Execution-Based Finance: Time Is Relative
The entire financial industry is built on the illusion that time moves in a straight line.
That performance is measured over months.
That edge plays out over quarters.
That volatility must be “smoothed” across time.
Every metric —
Sharpe to Alpha,
Return on Investment.
Time-Weighted Return
— embeds the assumption that time is fixed, steady, and absolute.
But physics — and Einstein — would disagree.
Time is not absolute.
It’s relative.
It bends.
It dilates.
It compresses.
In markets, we see this when one second contains more truth than an entire week.
When a single entry — perfectly timed — can outperform hours of random exposure.

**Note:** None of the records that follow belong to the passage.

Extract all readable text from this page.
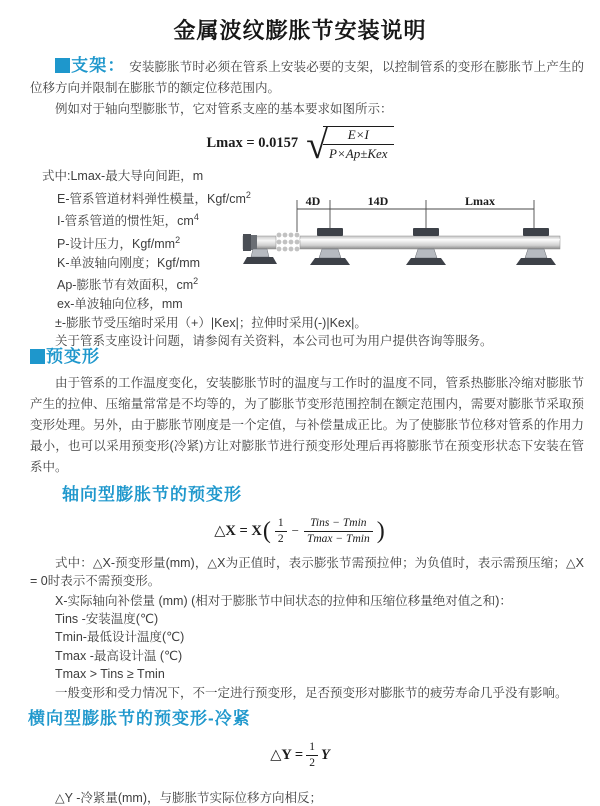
金属波纹膨胀节安装说明

支架： 安装膨胀节时必须在管系上安装必要的支架，以控制管系的变形在膨胀节上产生的位移方向并限制在膨胀节的额定位移范围内。

例如对于轴向型膨胀节，它对管系支座的基本要求如图所示：

Lmax = 0.0157 √	E×I
P×Ap±Kex
式中:Lmax-最大导向间距，m
E-管系管道材料弹性模量，Kgf/$cm^2$
I-管系管道的惯性矩，$cm^4$
P-设计压力，Kgf/$mm^2$
K-单波轴向刚度；Kgf/mm
Ap-膨胀节有效面积，$cm^2$
ex-单波轴向位移，mm
±-膨胀节受压缩时采用（+）|Kex|；拉伸时采用(-)|Kex|。
关于管系支座设计问题，请参阅有关资料，本公司也可为用户提供咨询等服务。
4D	14D	Lmax

预变形

由于管系的工作温度变化，安装膨胀节时的温度与工作时的温度不同，管系热膨胀冷缩对膨胀节产生的拉伸、压缩量常常是不均等的，为了膨胀节变形范围控制在额定范围内，需要对膨胀节采取预变形处理。另外，由于膨胀节刚度是一个定值，与补偿量成正比。为了使膨胀节位移对管系的作用力最小，也可以采用预变形(冷紧)方让对膨胀节进行预变形处理后再将膨胀节在预变形状态下安装在管系中。

轴向型膨胀节的预变形
△X = X ( $\frac{1}{2} - \frac{\text{Tins − Tmin}}{Tmax - Tmin}$ )

式中：△X-预变形量(mm)，△X为正值时，表示膨张节需预拉伸；为负值时，表示需预压缩；△X = 0时表示不需预变形。

X-实际轴向补偿量 (mm) (相对于膨胀节中间状态的拉伸和压缩位移量绝对值之和)：
Tins -安装温度(℃)
Tmin-最低设计温度(℃)
Tmax -最高设计温 (℃)
Tmax > Tins ≥ Tmin

一般变形和受力情况下，不一定进行预变形，足否预变形对膨胀节的疲劳寿命几乎没有影响。

横向型膨胀节的预变形-冷紧
△Y = $\frac{1}{2}$ Y
△Y -冷紧量(mm)，与膨胀节实际位移方向相反；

So what happens to financial theory when the core variable of time is no longer linear?
It shatters.
And with it, the legacy metrics that depended on linear time collapse too.
That’s Where CRRR and ROR Come In
Cash Flow Return on Risk Rented (CRRR) isn’t just a metric.

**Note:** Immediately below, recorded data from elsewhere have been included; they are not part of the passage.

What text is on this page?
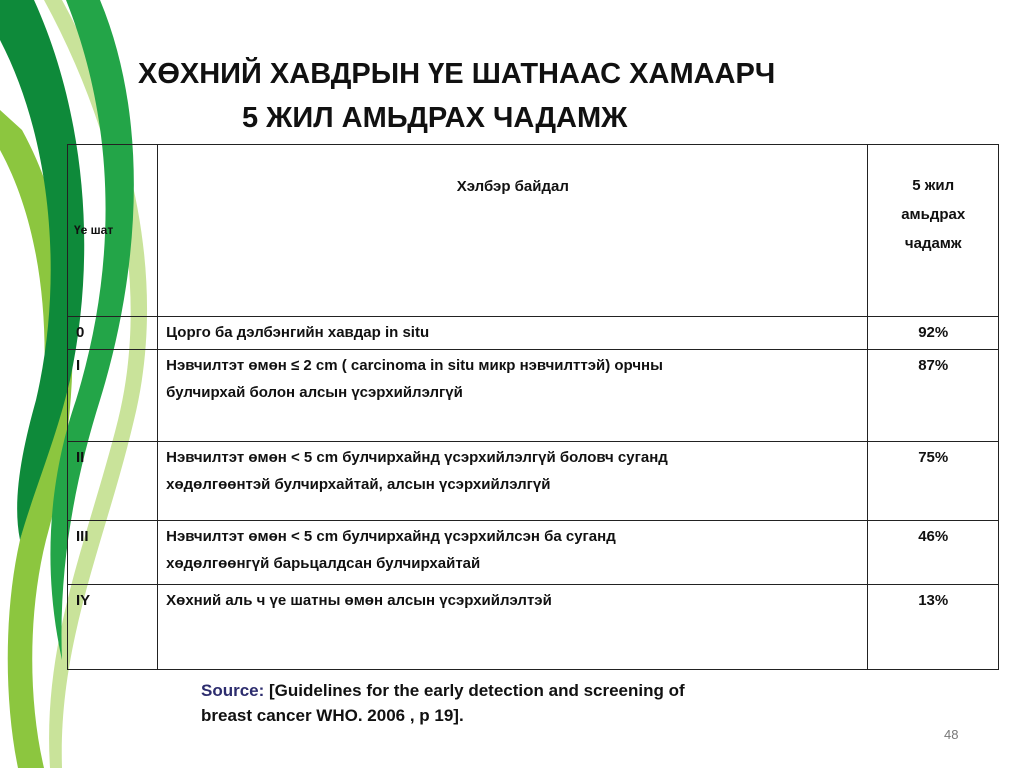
ХӨХНИЙ ХАВДРЫН ҮЕ ШАТНААС ХАМААРЧ
5 ЖИЛ АМЬДРАХ ЧАДАМЖ
Үе шат	Хэлбэр байдал	5 жил
амьдрах
чадамж
0	Цорго ба дэлбэнгийн хавдар in situ	92%
I	Нэвчилтэт өмөн ≤ 2 cm ( carcinoma in situ микр нэвчилттэй) орчны
булчирхай болон алсын үсэрхийлэлгүй	87%
II	Нэвчилтэт өмөн < 5 cm булчирхайнд үсэрхийлэлгүй боловч суганд
хөдөлгөөнтэй булчирхайтай, алсын үсэрхийлэлгүй	75%
III	Нэвчилтэт өмөн < 5 cm булчирхайнд үсэрхийлсэн ба суганд
хөдөлгөөнгүй барьцалдсан булчирхайтай	46%
IY	Хөхний аль ч үе шатны өмөн алсын үсэрхийлэлтэй	13%
Source: [Guidelines for the early detection and screening of
breast cancer WHO. 2006 , p 19].
48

It detaches return from duration.
It doesn’t care how long you held.
It only cares how precisely you entered and exited.
Return on Rented risk (ROR) does the same.
It turns capital from something hoarded into something deployed — like a surgical tool, not a passive asset.
These metrics are built for a different model of time —
Not the calendar… but the moment.
They reflect a world where edge is engineered and truth is immediate.
A world where one second of real alignment is worth more than days of hopeful holding.
Real-time truth reveals that edge isn’t earned over months.
It’s executed in seconds.
It collapses time.
It collapses theory.
And in doing so — it may collapse identity.